# PDE - Review 1

Here are some problems to play with for the exam on Wednesday.

1. Consider the first order equation $$u_x-u_t=2x-t$$.

1. Verify that $$u(x,t)=f(2x+t)-x t$$ solves the equation sufficiently smooth function $$f$$.

2. Use part (a) to solve the initial value problem $$u_x-u_t=2x-t$$ subject to $$u(x,0)=e^{2x}$$.

2. Express the first order equation $$u_x-u_y=u+x y$$ in terms of the new variables $$\xi =2x+y$$ and $$\psi =x-2y$$.

3. A string of length one is held tightly at either end, making a straight line from $$x=0$$ to $$x=1$$. At time $$t=0$$, we slap the string imparting an initial velocity of $$v(x)=-\sin (x)$$ at each point $$x$$ along the string. Write down a PDE description of the subsequent motion of the string, assuming that the density and tightness yield a string constant of $$c=1$$.

4. The initial temperature of a bar of length one and diffusivity one is set to $$u_0(x)=\sqrt{x}$$. The left end held temperature zero and the right end point is set to $$t/(1+t)$$.

1. Write down a PDE description of this problem.

2. Are the boundary conditions consistent with the initial condition?

3. Sketch the solution $$u(x,t)$$ as a function of $$x$$ for $$t=0$$, $$t=0.01$$, $$t=0.1$$, and $$t=10^{10}$$.

5. Consider the equation $$2u_{x x}+u_{x y}+2u_{y y}+4u_xu_y+2u=2$$.

1. Is this equation linear or non-linear?

2. Is this equation quasi-linear?

3. Is this equation parabolic, hyperbolic, or elliptic?

6. Solve the heat problem $$u_{t} = 2u_{xx}$$ on $$\mathbb R$$ subject to $u(x,0) = \begin{cases} 1-x^2 & |x| < 1 \\ 0 & |x| > 1. \end{cases}$

7. We consider a heat conduction problem on the rectangle $$-2\leq x\leq 2$$, $$-1\leq y\leq 1$$. The initial temperature distribution is identically zero throughout.
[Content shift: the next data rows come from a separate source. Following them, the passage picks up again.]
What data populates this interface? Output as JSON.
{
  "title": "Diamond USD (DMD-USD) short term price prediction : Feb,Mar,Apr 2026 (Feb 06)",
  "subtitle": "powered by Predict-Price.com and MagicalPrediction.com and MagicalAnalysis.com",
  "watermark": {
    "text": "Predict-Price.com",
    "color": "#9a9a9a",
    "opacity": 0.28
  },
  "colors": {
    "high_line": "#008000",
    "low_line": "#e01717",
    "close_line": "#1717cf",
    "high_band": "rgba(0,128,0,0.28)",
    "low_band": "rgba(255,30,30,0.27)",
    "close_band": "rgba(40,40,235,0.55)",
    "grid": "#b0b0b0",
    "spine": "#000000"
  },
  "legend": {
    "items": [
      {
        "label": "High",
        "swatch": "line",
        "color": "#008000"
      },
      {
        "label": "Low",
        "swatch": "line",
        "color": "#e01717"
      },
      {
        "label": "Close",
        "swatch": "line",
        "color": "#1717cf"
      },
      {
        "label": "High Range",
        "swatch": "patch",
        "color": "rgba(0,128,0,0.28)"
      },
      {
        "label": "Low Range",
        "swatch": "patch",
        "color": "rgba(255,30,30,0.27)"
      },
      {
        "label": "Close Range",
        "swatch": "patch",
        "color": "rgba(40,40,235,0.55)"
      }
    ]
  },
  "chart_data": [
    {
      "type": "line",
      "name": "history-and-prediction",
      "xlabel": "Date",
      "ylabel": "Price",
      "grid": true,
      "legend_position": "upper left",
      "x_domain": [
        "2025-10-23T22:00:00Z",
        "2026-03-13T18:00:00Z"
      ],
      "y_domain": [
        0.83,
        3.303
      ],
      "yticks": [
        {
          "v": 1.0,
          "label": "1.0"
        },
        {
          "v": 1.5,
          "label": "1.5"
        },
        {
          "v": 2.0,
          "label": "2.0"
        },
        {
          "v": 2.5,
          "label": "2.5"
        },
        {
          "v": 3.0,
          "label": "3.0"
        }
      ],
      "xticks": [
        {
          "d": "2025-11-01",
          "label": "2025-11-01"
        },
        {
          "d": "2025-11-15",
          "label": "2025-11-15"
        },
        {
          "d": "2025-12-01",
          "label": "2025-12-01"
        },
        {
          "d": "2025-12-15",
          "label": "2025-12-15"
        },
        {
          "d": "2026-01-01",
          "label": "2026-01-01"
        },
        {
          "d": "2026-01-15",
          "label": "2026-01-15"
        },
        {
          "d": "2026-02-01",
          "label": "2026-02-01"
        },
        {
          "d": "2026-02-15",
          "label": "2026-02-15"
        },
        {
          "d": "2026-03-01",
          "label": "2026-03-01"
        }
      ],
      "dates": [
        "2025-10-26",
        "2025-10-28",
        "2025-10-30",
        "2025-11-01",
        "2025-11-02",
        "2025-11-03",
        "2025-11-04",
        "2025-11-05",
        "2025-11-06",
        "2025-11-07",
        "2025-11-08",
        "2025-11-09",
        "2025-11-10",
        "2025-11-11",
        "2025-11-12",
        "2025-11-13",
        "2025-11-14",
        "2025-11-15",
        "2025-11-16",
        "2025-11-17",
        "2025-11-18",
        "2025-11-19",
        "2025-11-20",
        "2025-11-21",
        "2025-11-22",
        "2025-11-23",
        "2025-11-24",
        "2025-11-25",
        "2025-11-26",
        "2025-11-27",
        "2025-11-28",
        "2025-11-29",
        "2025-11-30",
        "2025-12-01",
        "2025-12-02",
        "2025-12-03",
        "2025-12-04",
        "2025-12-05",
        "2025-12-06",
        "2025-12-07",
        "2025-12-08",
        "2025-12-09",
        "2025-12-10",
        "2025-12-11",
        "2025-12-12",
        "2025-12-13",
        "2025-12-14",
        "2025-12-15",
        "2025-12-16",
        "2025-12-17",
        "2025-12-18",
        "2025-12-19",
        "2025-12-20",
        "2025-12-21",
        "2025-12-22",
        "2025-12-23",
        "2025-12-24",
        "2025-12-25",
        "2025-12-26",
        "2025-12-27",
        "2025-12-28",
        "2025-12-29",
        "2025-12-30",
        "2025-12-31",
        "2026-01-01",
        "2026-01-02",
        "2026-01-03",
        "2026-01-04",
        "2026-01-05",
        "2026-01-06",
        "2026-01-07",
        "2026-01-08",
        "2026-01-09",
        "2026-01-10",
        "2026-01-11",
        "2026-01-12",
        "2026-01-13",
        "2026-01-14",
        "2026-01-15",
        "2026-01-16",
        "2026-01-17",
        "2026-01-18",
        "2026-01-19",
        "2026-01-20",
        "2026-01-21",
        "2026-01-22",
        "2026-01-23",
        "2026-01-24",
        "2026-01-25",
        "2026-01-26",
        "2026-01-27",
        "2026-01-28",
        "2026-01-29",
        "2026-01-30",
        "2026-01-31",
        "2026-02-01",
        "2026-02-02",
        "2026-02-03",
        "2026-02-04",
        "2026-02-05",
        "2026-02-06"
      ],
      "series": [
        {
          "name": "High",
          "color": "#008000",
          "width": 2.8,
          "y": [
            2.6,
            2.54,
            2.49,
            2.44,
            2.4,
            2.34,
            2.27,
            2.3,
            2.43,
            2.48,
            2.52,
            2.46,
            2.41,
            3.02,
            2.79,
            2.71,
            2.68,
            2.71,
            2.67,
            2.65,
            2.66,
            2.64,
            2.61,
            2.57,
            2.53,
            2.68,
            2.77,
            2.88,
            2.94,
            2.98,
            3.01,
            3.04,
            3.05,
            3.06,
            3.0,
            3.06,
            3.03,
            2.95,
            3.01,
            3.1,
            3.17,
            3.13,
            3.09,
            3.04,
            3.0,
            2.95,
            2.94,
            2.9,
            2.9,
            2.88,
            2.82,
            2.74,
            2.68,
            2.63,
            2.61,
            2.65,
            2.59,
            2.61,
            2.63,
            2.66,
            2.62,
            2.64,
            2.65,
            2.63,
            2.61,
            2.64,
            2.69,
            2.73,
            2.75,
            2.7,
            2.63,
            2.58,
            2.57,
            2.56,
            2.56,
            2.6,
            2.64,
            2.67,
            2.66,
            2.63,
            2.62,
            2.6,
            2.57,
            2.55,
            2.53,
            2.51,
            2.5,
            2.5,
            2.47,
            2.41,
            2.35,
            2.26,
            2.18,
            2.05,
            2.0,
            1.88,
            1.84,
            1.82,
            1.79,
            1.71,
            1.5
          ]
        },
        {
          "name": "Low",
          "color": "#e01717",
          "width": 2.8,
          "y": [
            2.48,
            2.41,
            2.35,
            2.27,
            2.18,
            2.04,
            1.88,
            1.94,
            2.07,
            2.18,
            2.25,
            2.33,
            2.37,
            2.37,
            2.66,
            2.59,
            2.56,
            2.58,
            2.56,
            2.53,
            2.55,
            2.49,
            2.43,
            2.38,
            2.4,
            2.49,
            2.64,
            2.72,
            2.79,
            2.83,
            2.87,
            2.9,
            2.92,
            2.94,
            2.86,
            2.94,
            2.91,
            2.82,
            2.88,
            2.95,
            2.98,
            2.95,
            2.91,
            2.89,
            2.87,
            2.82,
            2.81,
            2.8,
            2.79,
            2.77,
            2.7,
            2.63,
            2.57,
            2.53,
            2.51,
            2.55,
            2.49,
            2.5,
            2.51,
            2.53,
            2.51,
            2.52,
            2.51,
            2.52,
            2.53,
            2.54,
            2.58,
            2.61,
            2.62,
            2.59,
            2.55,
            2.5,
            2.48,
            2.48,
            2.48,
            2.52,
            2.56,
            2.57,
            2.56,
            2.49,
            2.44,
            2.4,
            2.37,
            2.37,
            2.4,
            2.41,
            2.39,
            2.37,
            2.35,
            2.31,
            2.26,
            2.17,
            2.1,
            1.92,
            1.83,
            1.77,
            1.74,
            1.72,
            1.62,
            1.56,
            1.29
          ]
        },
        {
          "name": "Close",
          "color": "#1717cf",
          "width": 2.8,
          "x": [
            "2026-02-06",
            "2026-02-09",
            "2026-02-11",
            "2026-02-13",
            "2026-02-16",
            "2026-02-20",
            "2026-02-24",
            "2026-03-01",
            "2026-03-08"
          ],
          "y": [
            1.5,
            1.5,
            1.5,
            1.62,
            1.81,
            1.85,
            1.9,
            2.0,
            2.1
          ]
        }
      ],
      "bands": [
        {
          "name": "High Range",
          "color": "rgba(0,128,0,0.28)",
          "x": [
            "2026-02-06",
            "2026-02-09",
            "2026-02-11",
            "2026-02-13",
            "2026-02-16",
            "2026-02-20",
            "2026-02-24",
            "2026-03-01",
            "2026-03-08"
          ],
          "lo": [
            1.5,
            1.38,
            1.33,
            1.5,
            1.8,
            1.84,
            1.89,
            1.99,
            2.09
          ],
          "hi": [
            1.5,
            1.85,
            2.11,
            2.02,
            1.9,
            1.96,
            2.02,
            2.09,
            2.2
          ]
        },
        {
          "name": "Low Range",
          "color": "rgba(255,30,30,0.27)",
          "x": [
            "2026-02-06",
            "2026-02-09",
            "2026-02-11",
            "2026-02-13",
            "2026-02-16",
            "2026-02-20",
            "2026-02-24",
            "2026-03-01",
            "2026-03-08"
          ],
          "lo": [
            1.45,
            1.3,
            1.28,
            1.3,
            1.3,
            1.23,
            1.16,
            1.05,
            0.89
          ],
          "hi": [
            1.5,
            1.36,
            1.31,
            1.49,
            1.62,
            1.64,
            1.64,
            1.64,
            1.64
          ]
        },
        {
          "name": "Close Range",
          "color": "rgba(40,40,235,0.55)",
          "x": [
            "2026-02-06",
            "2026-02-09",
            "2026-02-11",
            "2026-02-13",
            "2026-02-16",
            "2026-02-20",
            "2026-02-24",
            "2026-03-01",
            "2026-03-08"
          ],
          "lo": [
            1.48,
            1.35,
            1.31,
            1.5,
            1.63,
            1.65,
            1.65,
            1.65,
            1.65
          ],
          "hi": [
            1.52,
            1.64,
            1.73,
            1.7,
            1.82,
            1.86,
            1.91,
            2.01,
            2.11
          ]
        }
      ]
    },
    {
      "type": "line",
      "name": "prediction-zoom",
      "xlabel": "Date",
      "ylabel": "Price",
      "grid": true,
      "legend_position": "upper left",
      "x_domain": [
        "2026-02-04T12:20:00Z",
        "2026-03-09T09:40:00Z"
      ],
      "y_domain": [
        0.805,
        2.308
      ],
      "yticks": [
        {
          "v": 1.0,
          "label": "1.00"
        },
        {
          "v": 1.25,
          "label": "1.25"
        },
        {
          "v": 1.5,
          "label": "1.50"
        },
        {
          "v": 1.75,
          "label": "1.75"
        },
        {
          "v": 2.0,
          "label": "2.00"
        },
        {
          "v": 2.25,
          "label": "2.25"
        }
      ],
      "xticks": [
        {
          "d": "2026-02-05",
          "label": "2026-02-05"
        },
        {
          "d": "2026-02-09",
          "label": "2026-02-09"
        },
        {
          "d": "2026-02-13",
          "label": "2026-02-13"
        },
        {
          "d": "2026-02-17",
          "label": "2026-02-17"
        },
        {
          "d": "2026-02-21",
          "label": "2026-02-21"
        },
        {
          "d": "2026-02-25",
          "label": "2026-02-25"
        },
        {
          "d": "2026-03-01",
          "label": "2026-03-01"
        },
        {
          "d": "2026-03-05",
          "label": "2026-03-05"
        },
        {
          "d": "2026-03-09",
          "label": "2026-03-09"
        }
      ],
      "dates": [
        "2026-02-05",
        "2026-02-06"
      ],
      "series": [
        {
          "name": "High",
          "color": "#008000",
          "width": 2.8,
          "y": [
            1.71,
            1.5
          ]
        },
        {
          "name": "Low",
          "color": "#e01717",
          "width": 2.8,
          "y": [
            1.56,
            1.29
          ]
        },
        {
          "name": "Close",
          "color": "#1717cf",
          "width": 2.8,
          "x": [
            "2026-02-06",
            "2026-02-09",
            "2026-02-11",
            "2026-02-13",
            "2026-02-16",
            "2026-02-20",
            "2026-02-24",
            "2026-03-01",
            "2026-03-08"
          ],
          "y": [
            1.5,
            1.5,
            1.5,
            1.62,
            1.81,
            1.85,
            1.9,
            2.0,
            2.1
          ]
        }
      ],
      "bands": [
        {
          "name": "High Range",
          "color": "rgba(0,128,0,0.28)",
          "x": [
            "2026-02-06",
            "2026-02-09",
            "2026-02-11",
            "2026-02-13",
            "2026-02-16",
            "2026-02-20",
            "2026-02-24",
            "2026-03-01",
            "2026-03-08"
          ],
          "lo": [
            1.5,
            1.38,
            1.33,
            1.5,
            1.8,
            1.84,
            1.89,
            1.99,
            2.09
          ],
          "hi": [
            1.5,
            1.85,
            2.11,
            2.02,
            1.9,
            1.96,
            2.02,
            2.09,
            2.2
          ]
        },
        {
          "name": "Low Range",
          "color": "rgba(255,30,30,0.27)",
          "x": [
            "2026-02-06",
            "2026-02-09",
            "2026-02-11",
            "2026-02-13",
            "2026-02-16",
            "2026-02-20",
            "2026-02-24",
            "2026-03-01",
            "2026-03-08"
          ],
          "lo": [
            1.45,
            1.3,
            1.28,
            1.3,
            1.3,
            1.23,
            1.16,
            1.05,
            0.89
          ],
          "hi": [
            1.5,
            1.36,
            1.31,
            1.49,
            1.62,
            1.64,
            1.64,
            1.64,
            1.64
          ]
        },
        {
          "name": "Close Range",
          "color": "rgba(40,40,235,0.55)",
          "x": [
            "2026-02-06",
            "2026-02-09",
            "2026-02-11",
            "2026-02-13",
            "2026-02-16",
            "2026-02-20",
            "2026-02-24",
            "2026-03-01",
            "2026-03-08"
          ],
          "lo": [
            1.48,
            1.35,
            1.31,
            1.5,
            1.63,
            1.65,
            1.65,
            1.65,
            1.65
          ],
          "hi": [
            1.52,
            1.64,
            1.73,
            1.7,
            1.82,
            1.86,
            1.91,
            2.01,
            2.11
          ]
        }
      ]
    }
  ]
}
At time $$t=0$$, the temperature of the vertices are instantly set to either $$1$$ or $$-1$$ and the edges are either insulated or held at the constant temperature obtained via linear interpolation as indicated in Figure 1. Write down a PDE description of this problem.

Note: The shading in the figure illustrates the ultimate steady state temperature distribution. The problem is dynamic, however, so your solution will involve $$t$$.